Eu não conhecia a jovem que partiu. Que escolheu. Ou não escolheu. São muito poucas as nossas escolhas. No Youtube, de madrugada, escutei o psicanalista Christian Dunkan e o jurista Silvio Almeida conversando sobre o Sujeito como possibilidade do indivíduo. Como horizonte, caminho. O sujeito que se constitui em oposição ao outro. Não por antagonismo. E sim conjunto.

 

Não nascemos sós. Tornamo-nos. Não desejei um crepúsculo triste. Foi impossível, contudo. Nem Francisco Bento aguentou, tantas as desventuras desfiladas na nossa face, em luta para resistir. Pedimos desculpas aos leitores. Vamos nos unir e melhorar.

 

A jovem deixou mensagem de que não deu. Eu não a conhecia. Lembrei imediatamente das palavras de Leila Perrone Moysés, quando queimaram um índio na madrugada de Brasília. “Parte de nós ateou fogo no índio adormecido. Outra parte, ardeu, junto com ele”. Assim se dá com a jovem. Precisamos de uma parte que fique em nós, que acolha, que volte a acreditar.

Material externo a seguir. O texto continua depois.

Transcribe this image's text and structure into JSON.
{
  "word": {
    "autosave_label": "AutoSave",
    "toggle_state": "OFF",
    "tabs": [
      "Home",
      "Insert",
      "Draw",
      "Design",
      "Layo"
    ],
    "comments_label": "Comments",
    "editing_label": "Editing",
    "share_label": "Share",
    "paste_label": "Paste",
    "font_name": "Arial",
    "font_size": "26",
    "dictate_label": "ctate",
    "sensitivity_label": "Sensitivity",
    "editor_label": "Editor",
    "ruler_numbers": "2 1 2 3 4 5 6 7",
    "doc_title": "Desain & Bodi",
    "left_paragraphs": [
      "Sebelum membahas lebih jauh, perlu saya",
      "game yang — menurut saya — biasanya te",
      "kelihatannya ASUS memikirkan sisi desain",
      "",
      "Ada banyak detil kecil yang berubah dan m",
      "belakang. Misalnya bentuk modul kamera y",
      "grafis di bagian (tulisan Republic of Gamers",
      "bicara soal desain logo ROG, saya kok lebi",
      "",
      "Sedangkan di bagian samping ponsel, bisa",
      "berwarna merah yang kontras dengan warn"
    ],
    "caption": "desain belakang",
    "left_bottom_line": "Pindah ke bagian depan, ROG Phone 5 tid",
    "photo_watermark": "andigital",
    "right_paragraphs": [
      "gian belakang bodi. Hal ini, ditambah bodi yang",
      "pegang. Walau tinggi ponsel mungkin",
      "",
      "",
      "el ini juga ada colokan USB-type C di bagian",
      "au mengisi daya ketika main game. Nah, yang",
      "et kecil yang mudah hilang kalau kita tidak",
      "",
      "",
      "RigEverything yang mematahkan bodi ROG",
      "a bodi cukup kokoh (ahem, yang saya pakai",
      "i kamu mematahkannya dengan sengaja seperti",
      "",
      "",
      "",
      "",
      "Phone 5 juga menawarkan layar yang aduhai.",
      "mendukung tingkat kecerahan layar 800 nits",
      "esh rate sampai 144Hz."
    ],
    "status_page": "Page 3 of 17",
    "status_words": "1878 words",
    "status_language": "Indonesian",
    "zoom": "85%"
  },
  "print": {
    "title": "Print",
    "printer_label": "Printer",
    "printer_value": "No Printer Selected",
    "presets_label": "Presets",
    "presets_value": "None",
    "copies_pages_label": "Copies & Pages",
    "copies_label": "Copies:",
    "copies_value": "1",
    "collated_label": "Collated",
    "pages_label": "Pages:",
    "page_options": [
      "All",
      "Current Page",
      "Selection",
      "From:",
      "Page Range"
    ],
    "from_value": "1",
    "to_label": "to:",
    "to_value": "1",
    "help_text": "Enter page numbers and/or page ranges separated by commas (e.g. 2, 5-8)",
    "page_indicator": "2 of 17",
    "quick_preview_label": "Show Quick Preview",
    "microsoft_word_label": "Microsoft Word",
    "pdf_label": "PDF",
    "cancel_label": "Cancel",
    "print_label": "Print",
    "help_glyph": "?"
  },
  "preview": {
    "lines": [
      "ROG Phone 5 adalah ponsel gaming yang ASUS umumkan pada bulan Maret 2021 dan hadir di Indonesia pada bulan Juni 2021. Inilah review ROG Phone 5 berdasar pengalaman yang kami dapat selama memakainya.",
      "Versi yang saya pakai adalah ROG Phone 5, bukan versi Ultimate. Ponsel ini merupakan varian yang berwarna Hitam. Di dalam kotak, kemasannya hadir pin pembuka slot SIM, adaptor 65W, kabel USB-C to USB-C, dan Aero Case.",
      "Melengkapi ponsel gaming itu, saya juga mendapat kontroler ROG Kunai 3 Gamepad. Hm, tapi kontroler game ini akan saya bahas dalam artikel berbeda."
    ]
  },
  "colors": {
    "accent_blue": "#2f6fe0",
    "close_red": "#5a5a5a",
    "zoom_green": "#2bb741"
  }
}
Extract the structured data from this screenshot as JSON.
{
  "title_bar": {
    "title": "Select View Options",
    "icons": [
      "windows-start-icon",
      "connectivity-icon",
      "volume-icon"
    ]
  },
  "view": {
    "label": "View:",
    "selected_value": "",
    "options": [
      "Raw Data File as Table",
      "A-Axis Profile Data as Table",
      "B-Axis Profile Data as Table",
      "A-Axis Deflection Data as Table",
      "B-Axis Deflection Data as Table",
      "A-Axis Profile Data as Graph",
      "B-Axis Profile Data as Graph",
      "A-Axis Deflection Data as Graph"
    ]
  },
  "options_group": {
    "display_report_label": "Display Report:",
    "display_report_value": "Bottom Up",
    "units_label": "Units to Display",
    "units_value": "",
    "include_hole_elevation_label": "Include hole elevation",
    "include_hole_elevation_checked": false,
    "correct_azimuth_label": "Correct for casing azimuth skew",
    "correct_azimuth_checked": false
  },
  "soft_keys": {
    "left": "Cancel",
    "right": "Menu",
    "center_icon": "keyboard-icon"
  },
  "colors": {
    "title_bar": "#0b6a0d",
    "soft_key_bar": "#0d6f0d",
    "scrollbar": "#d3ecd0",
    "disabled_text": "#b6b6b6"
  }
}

CREPÚSCULO NÚMERO DOIS PARA GUITARRA - GUERRA E PAZ

Passei a tarde de sábado com 21 jovens entre 16 e 25 anos, reunidos em grupos de 7. Ao final revelaram esperança. Em especial por terem sido ouvidos, atentamente. Com escuta e falas.

 

A energia que emanaram está em nós, derramando bençãos poderosas em presença, nutrindo o futuro.

 

Obrigada por estarem com a gente até aqui.